Se durante l’inspirazione la pancia si gonfiasse liberamente, si perderebbe questa stabilizzazione centrale. Per questo si “sposta” l’aria verso le costole invece che verso la pancia.
Nel Pilates non ci si limita ad aspettare che il pavimento pelvico reagisca automaticamente: lo si attiva consapevolmente, in coordinazione con il respiro costale.
Inspirazione > il diaframma scende e l’aria va verso le costole, si crea una leggera pressione verso il basso sul pavimento pelvico, che si allunga naturalmente. L’addome, però, resta stabile perché non si gonfia in avanti.
Espirazione >qui avviene il momento chiave. Mentre l’aria esce, si attiva volontariamente il pavimento pelvico portandolo verso l’alto e dentro come “trattenere la pipì” o “risucchiare” verso l’ombelico, insieme al muscolo trasverso dell’addome!
Questa doppia attivazione (pavimento pelvico + trasverso) è la base del “core” nel Pilates.

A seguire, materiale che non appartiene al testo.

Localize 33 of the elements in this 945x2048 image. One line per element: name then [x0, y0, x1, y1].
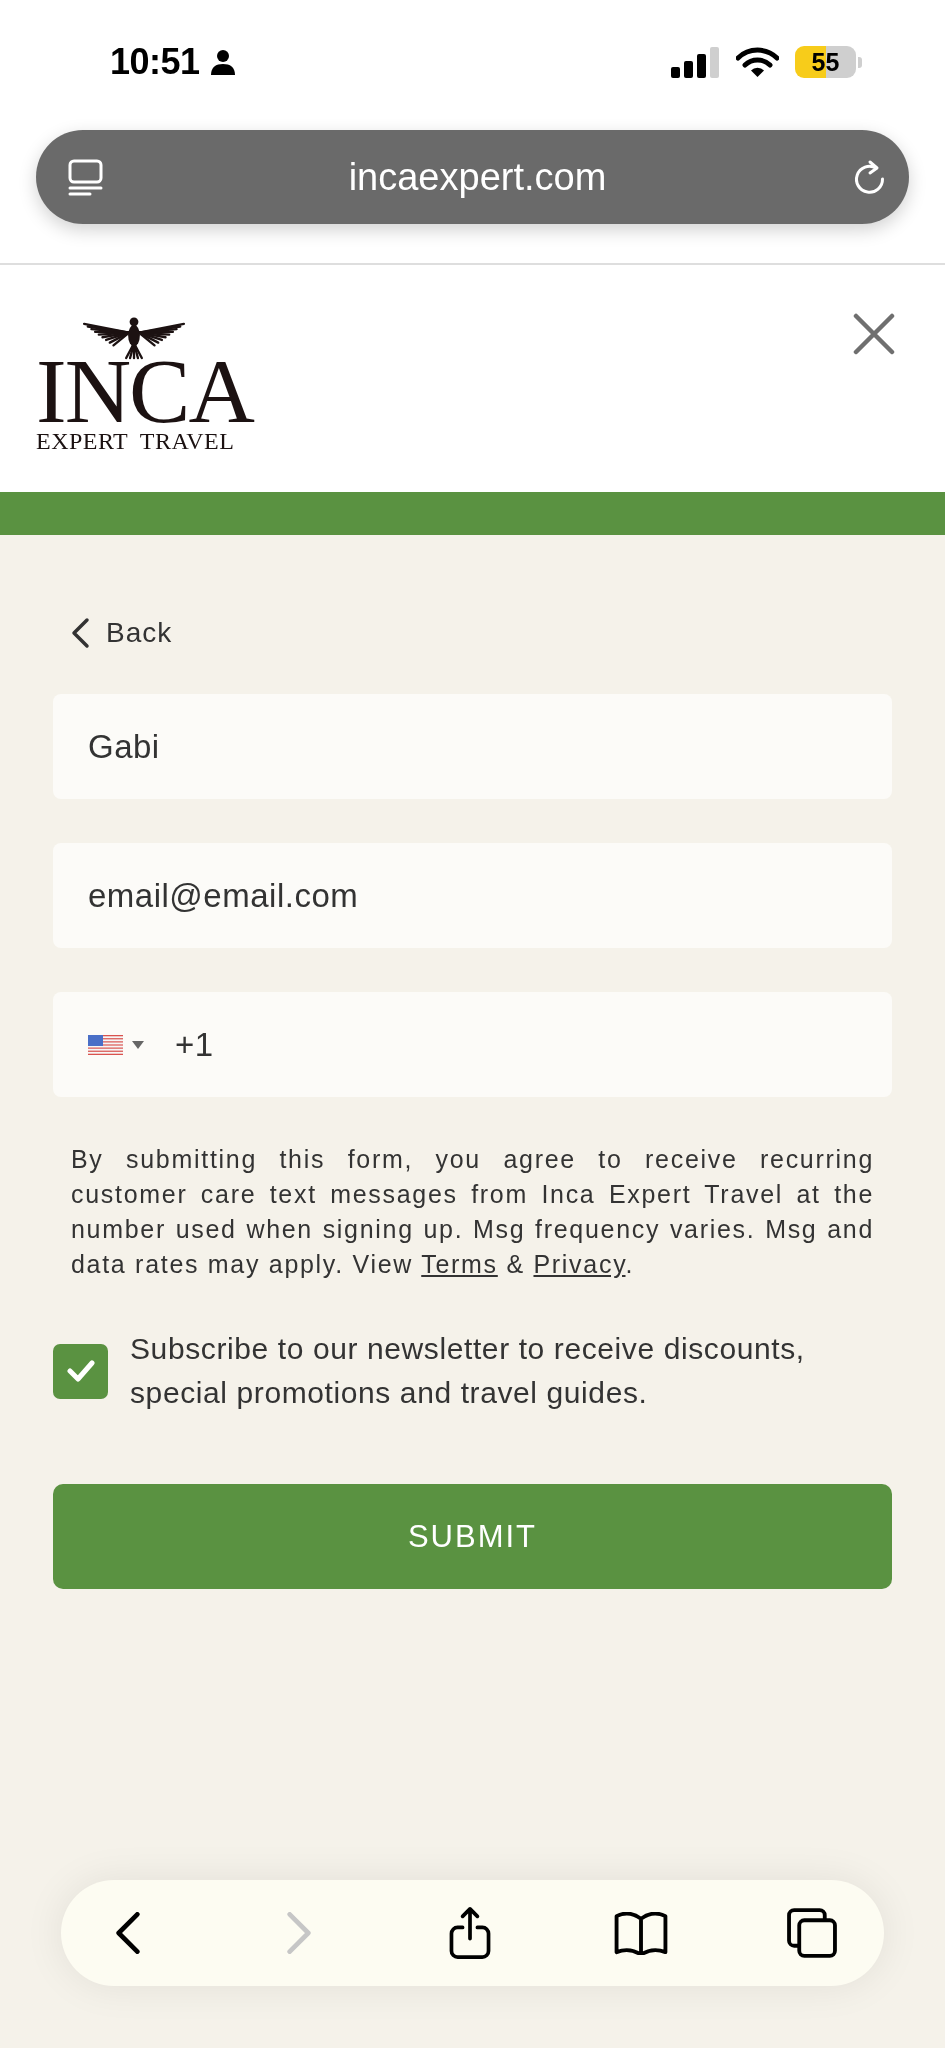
newsletter-label: Subscribe to our newsletter to receive discounts, special promotions and travel guides.: [130, 1331, 806, 1411]
email-field[interactable]: email@email.com: [53, 843, 892, 948]
name-field[interactable]: Gabi: [53, 694, 892, 799]
caret-icon: [132, 1040, 144, 1049]
tabs-icon: [787, 1908, 837, 1958]
checkmark-icon: [66, 1360, 95, 1382]
address-bar[interactable]: incaexpert.com: [36, 130, 909, 224]
newsletter-checkbox[interactable]: [53, 1343, 108, 1399]
page-menu-icon[interactable]: [68, 158, 103, 196]
chevron-left-icon: [116, 1912, 140, 1954]
phone-field[interactable]: +1: [53, 992, 892, 1097]
back-link[interactable]: Back: [70, 617, 173, 649]
close-button[interactable]: [853, 313, 895, 355]
person-icon: [209, 49, 236, 75]
text-link[interactable]: Terms: [421, 1250, 498, 1278]
status-time: 10:51: [110, 41, 200, 83]
country-picker[interactable]: [88, 1034, 144, 1055]
share-icon: [449, 1906, 491, 1960]
close-icon: [853, 313, 895, 355]
logo-subtitle: EXPERT TRAVEL: [36, 428, 235, 454]
chevron-left-icon: [70, 617, 90, 649]
consent-text: By submitting this form, you agree to receive recurring customer care text messages from Inca Expert Travel at the number used when signing up. Msg frequency varies. Msg and data rates may apply. View Terms & Privacy.: [71, 1144, 874, 1280]
url-text[interactable]: incaexpert.com: [103, 155, 852, 199]
flag-icon: [88, 1034, 123, 1055]
reload-icon[interactable]: [852, 158, 887, 196]
signal-icon: [671, 46, 719, 78]
logo-title: INCA: [36, 358, 253, 424]
wifi-icon: [736, 46, 779, 78]
eagle-icon: [80, 316, 188, 360]
text-link[interactable]: Privacy: [533, 1250, 626, 1278]
book-icon: [614, 1911, 668, 1955]
chevron-right-icon: [287, 1912, 311, 1954]
submit-button[interactable]: SUBMIT: [53, 1484, 892, 1589]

Il diaframma e il pavimento pelvico formano un sistema di pressione: insieme al trasverso dell’addome e ai muscoli della schiena, creano un vero e proprio “cilindro” che stabilizza la colonna vertebrale.
Questo collegamento è molto usato in ambito di riabilitazione post-parto, fisioterapia pelvica e allenamento del core, proprio perché allenare bene il respiro aiuta indirettamente anche il pavimento pelvico.